4.4.2. InstanceLifecycleListener


The kodo.event package contains additional Kodo events beyond the JDO standard; see Section 9.8, “Transaction Events” of the Reference Guide.

Only persistent classes can implement the InstanceCallbacks interfaces. This makes sense for lifecycle actions such as caching internal state and deleting dependent relations, but is clumsy for cross-cutting concerns like logging and auditing. The lifecycle listener event framework solves this problem by allowing non-persistent classes to subscribe to lifecycle events. The framework consists of a common event class, a common super-interface for event listeners, and several individual listener interfaces. A concrete listener class can implement any combination of listener interfaces.

  • InstanceLifecycleEvent: The event class. The source of a lifecycle event is the persistent object for which the event was triggered.

  • InstanceLifecycleListener: Common base interface for all listener types. InstanceLifecycleListener has no operations, but gives a measure of type safety when adding listener objects to a PersistenceManager or PersistenceManagerFactory. See Chapter 8, PersistenceManager and Chapter 7, PersistenceManagerFactory.

  • LoadLifecycleListener: Listens for persistent state loading events. Its postLoad method is equivalent to the InstanceCallbacks.jdoPostLoad method described above.

  • StoreLifecycleListener: Listens for persistent state flushes. Its preStore method is equivalent to the InstanceCallbacks.jdoPreStore method described above. Its postStore handler is invoked after the data for the source object has been flushed to the database. Unlike preStore, the source object is guaranteed to have a persistent identity by the time postStore is triggered.

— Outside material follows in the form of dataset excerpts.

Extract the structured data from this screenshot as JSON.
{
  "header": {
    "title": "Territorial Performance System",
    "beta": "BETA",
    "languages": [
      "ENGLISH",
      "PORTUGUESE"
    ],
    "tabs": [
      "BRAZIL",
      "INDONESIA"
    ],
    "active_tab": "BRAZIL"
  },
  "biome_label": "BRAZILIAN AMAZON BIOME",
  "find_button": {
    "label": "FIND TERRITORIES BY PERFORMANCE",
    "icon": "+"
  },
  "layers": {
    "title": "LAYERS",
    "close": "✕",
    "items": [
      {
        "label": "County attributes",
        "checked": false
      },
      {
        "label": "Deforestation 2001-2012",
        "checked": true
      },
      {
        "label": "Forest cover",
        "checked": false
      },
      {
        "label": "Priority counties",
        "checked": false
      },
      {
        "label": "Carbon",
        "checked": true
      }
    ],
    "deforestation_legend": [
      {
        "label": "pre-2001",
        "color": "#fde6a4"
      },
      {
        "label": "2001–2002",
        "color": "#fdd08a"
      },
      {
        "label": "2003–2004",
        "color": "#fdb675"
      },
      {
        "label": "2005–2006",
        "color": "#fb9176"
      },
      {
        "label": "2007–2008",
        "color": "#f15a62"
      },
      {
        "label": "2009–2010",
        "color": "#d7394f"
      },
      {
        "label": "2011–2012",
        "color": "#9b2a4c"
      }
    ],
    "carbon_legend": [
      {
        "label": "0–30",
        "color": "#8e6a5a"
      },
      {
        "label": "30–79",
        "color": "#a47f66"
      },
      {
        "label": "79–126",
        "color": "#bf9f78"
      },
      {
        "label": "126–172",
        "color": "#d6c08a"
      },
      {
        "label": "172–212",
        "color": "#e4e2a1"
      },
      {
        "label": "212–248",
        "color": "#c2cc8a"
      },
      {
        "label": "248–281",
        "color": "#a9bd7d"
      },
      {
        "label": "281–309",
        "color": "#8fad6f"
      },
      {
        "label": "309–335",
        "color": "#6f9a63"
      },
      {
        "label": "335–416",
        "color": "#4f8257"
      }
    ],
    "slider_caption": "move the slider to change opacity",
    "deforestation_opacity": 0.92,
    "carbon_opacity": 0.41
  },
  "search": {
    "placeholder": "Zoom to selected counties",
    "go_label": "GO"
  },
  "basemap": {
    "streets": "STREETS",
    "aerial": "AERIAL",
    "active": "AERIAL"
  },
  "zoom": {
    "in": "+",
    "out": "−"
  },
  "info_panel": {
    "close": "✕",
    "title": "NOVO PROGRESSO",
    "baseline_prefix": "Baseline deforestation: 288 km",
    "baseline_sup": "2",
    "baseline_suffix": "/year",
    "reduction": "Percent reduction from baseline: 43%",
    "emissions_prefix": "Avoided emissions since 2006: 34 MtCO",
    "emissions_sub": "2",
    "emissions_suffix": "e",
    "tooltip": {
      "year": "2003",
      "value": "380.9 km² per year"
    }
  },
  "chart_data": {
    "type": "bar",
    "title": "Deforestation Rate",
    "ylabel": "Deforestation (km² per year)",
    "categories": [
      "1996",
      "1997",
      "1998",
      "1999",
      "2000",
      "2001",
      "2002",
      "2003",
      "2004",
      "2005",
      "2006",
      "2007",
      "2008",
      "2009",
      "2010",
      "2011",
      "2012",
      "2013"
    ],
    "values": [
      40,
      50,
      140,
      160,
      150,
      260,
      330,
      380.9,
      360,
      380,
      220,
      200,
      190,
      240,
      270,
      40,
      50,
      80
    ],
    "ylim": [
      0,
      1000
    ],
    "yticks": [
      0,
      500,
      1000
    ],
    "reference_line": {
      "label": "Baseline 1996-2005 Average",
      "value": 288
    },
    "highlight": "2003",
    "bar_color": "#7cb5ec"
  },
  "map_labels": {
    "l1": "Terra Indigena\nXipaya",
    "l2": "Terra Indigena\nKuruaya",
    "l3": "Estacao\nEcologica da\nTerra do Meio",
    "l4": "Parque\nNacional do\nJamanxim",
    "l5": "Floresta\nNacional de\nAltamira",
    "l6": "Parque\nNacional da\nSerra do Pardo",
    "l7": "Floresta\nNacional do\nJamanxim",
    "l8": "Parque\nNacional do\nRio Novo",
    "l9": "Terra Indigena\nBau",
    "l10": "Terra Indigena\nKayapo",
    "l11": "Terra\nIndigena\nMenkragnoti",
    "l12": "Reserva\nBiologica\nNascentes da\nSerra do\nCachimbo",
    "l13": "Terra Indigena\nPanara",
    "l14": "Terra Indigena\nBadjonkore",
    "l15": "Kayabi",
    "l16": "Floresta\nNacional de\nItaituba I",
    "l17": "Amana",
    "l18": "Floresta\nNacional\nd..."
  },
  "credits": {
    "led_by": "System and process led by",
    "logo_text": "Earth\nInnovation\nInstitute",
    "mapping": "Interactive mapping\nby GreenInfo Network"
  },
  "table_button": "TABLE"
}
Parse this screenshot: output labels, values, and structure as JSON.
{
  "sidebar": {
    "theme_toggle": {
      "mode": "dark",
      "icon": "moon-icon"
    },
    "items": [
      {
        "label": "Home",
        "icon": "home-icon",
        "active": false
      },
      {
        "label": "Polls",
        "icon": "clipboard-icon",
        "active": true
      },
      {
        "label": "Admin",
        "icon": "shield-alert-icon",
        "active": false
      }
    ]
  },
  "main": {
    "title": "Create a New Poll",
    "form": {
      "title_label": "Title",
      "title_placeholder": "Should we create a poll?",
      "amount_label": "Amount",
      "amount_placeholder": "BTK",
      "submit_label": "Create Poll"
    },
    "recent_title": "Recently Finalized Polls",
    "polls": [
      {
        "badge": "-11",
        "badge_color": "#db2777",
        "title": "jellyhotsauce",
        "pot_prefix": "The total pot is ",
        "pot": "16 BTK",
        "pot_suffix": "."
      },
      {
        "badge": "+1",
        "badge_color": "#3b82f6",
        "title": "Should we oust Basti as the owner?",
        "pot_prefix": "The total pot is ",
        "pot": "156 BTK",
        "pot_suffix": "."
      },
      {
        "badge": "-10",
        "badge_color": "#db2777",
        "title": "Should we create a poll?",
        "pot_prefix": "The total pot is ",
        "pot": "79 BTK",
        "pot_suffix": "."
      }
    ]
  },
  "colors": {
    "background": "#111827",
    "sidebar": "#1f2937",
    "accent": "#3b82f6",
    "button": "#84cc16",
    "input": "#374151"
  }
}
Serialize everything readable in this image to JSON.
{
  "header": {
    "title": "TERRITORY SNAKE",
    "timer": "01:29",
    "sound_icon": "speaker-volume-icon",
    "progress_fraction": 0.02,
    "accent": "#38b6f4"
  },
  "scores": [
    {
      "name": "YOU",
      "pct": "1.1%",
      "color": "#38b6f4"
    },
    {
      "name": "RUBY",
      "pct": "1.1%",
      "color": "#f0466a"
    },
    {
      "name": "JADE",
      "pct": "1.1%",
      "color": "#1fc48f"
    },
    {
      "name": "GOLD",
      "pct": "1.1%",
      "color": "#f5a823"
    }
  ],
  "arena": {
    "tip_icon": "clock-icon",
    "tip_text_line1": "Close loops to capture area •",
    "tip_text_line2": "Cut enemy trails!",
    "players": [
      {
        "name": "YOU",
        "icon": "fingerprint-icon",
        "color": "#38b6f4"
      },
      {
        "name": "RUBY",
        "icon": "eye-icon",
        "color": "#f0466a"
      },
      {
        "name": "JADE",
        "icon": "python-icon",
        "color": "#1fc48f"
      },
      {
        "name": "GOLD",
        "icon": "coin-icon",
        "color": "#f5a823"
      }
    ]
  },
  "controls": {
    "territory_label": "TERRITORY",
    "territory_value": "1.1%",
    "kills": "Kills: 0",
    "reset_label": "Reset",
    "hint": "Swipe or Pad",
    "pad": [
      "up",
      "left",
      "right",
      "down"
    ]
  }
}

  • ClearLifecycleListener: Receives notifications when objects clear their persistent state. Its preClear method is equivalent to InstanceCallbacks.jdoPreClear. The postClear event is sent just after the source object's state is cleared.

  • DeleteLifecycleListener: Listens for object deletion events. Its preDelete method is equivalent to InstanceCallbacks.jdoPreDelete. Its postDelete handler is triggered after the source object has transitioned to the deleted state. Access to persistent fields is not allowed in postDelete.

  • CreateLifecycleListener: The postCreate event is fired when an object first transitions from unmanaged to persistent-new, such as during a call to PersistenceManager.makePersistent.

  • DirtyLifecycleListener: Dirty events fire when an object is first modified (in JDO parlance, becomes dirty) within a transaction. The runtime invokes preDirty before applying the change to the object, and postDirty after applying the change.